Distance from DSL service exceeds maximum distance. If you've never been able to obtain sync, maybe your location is too far from the nearest Bell service point. NCF can work with Bell to assess this; contact NCF via the Help page.
Electrical interference from AM radio, halogen lights, audio speakers, power supplies.
Possible solution: Locate the modem away from sources of electrical interference. Use shielded twisted pair cabling from the modem to the wall jack.
Using low-quality phone wire between the phone jack and modem.
Possible solution: It's best to use just the phone line that was provide by the modem. If you need an extension to reach a jack, be sure it is high quality. Instead, consider using a longer ethernet cable to reach the computer (or wireless).
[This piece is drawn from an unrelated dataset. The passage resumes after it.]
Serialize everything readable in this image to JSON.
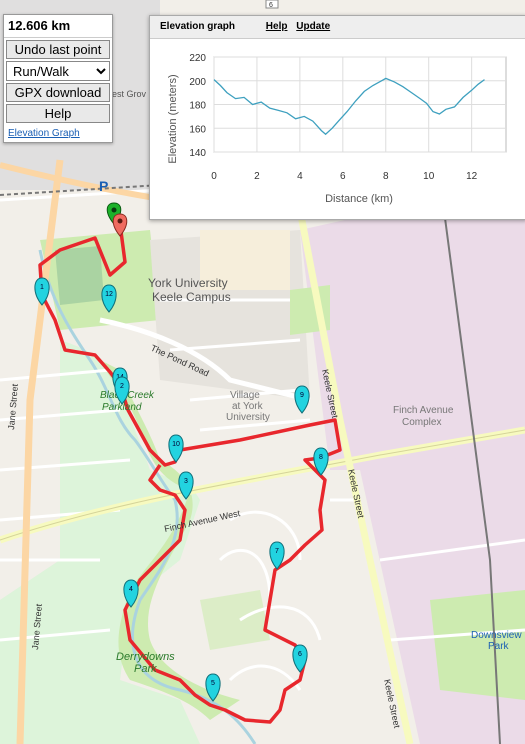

Possible solution: Make sure the ventilation ports of the modem are clear. Try mounting the modem on its side (vertically), and/or on a hard surface so that air flow is good.
Possible solution: Check that your telephone junction boxes are free of spider webs (they can conduct and short high frequency signals, says a local engineer who worked on early DSL-like hardware development).
Wet (spring?) weather.
Possible solution: Often wet weather, especially in the spring melt, causes phone line performance to degrade (water gets in and temporarily changes the electrical characteristics of the line). Lines are supposed to be waterproof, but with age that can degrade. Such problems often 'dry up' as conditions improve.